For prolific author Wyman Meinzer, Texas’ official state photographer who once shared a book signing with Kelton, his “words conjured memories of blinding dust storms, dry stock tanks and a land void of palatable grass.”

Jac Darsnek, the man behind the much-loved Traces of Texas accounts on social media and a ubiquitous traveler and photographer of Texas, was 17 when he discovered the novel.
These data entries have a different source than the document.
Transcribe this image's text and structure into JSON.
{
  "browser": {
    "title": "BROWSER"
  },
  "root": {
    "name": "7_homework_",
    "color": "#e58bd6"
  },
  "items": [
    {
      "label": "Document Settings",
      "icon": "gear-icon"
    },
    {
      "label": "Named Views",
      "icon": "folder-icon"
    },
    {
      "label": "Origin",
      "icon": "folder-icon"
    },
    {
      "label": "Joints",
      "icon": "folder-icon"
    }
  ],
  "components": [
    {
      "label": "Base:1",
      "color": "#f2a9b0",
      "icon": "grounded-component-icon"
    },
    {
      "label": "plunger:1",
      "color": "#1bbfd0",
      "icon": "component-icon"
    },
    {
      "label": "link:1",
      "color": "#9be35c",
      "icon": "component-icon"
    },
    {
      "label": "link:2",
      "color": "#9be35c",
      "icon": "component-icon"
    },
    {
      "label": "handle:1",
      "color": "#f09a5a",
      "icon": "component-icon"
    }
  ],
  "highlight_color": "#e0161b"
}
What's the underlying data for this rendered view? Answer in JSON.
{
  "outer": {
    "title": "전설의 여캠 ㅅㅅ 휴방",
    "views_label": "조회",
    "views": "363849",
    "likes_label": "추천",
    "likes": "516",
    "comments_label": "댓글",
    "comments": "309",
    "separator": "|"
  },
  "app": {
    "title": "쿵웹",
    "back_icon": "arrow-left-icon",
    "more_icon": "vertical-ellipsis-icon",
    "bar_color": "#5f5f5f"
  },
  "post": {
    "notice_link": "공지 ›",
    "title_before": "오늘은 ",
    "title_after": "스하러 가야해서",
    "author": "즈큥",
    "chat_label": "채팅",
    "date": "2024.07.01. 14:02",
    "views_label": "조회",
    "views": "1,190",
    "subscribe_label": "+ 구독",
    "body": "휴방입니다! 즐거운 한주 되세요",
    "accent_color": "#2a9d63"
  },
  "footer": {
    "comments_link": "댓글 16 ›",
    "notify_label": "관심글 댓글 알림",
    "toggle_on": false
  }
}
He still draws inspiration from Charlie Flagg, the novel’s admirable protagonist, whom Kelton created from his own cowboy father.

“Elmer Kelton’s tale of hardship and endurance and main character Charlie Flagg’s astonishing self-reliance resonated within me in a place I never knew I had, and his descriptions of ranch life spoke to my inner Texan,” Darsnek said. “Decades later, when confronted with some obstacle or tough choice, I’ll ask myself, ‘What would Charlie Flagg do?’ ”

Steve Davis, curator of the Southwestern writers collection at the Wittliff Collections at Texas State University, says The Time It Never Rained is one of the most important Texas novels and a masterful example of eyewitness literature.

“Kelton was on the front lines when the great drought devastated the land and people he knew intimately,” Davis says. “His resulting novel, richly observed and deeply empathetic, stands as the truest, most profound portrait of that era.”